Making emotional decisions, based on short-term market fluctuations, may result in more harm than good and destroy the long-term value to your savings.
Remember: saving for retirement is a long-term strategy requiring patience and persistence. The old saying ‘It’s not about timing the market, but about time in the market’ remains true.
If you’re invested in market-linked portfolios
Over the short term, you’ll probably experience negative returns. But don’t panic: history shows that markets recover over the medium to long term. History has also taught us that, in time, there will be recovery in the financial markets. Try to be patient; it’ll pay off.
If you’re invested in retirement funds
Retirement fund portfolios are spread across various asset classes, such as bonds, property, cash and international assets, to reduce underlying risk.
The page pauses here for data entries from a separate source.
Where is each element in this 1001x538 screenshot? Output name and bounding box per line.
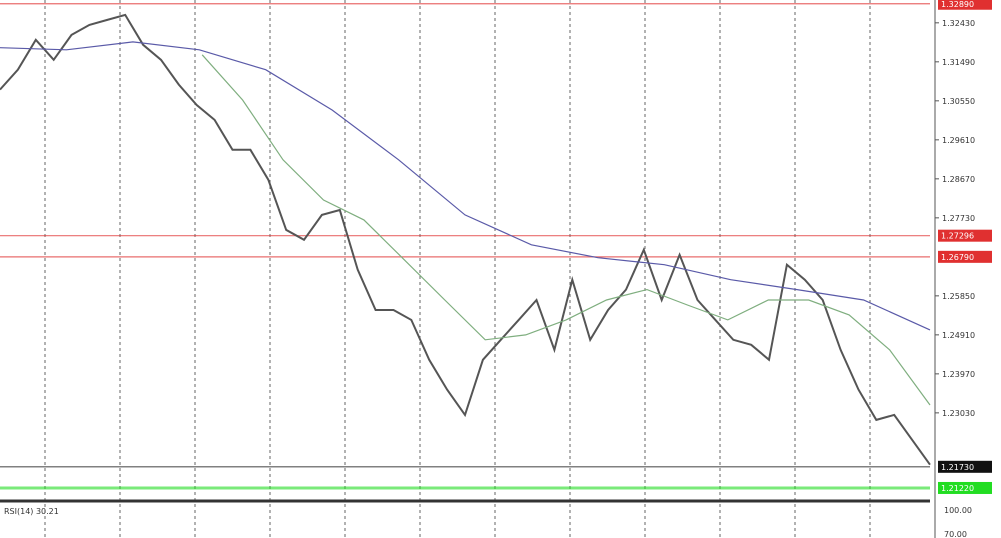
axis-tick-label: 1.28670 — [942, 175, 975, 184]
price-level-badge — [938, 0, 992, 10]
rsi-label: RSI(14) 30.21 — [4, 507, 59, 516]
axis-tick-label: 1.23970 — [942, 370, 975, 379]
axis-tick-label: 1.31490 — [942, 58, 975, 67]
price-level-badge — [938, 460, 992, 473]
price-level-label: 1.26790 — [941, 253, 974, 262]
price-series — [0, 13, 931, 466]
axis-tick-label: 1.25850 — [942, 292, 975, 301]
price-level-label: 1.21220 — [941, 484, 974, 493]
axis-tick-label: 1.32430 — [942, 19, 975, 28]
price-level-label: 1.27296 — [941, 232, 974, 241]
rsi-tick-100: 100.00 — [944, 506, 972, 515]
price-level-label: 1.21730 — [941, 463, 974, 472]
moving-average-2 — [0, 41, 931, 331]
price-level-badge — [938, 229, 992, 242]
price-level-badge — [938, 481, 992, 494]
axis-tick-label: 1.24910 — [942, 331, 975, 340]
axis-tick-label: 1.29610 — [942, 136, 975, 145]
axis-tick-label: 1.23030 — [942, 409, 975, 418]
price-level-badge — [938, 250, 992, 263]
moving-average-1 — [201, 54, 931, 406]
price-level-label: 1.32890 — [941, 0, 974, 9]
axis-tick-label: 1.30550 — [942, 97, 975, 106]
rsi-tick-70: 70.00 — [944, 530, 967, 538]
axis-tick-label: 1.27730 — [942, 214, 975, 223]
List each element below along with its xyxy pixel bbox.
Your retirement savings are also protected (but not guaranteed) by the limitations of exposure to asset classes enforced by Regulation 28 of the Pension Funds Act. This helps by diversifying your portfolio. The most important Regulation 28 asset class limits are as follows:
If you’re invested in a lifetime investment option, your money is gradually moved from high-risk portfolios to lower-risk portfolios 6 years before your normal retirement date. Lower-risk portfolios have less equity exposure, which reduces the impact of the falling markets.
By investing a lump sum or some of your salary each month, you can grow your money over time so that you can retire comfortably. No matter how much you need to or can afford to save, the most important thing is to stay committed to saving.
If you are retrenched or move jobs, you can maintain your retirement plan by moving it into a preservation fund. Resist the temptation to cash in your savings, as it will be very hard to make up for the value you’ll lose.
If you are retiring soon or are already retired, you need to draw a monthly income from your savings to maintain your lifestyle. You also need to manage your retirement savings to ensure it lasts throughout retirement.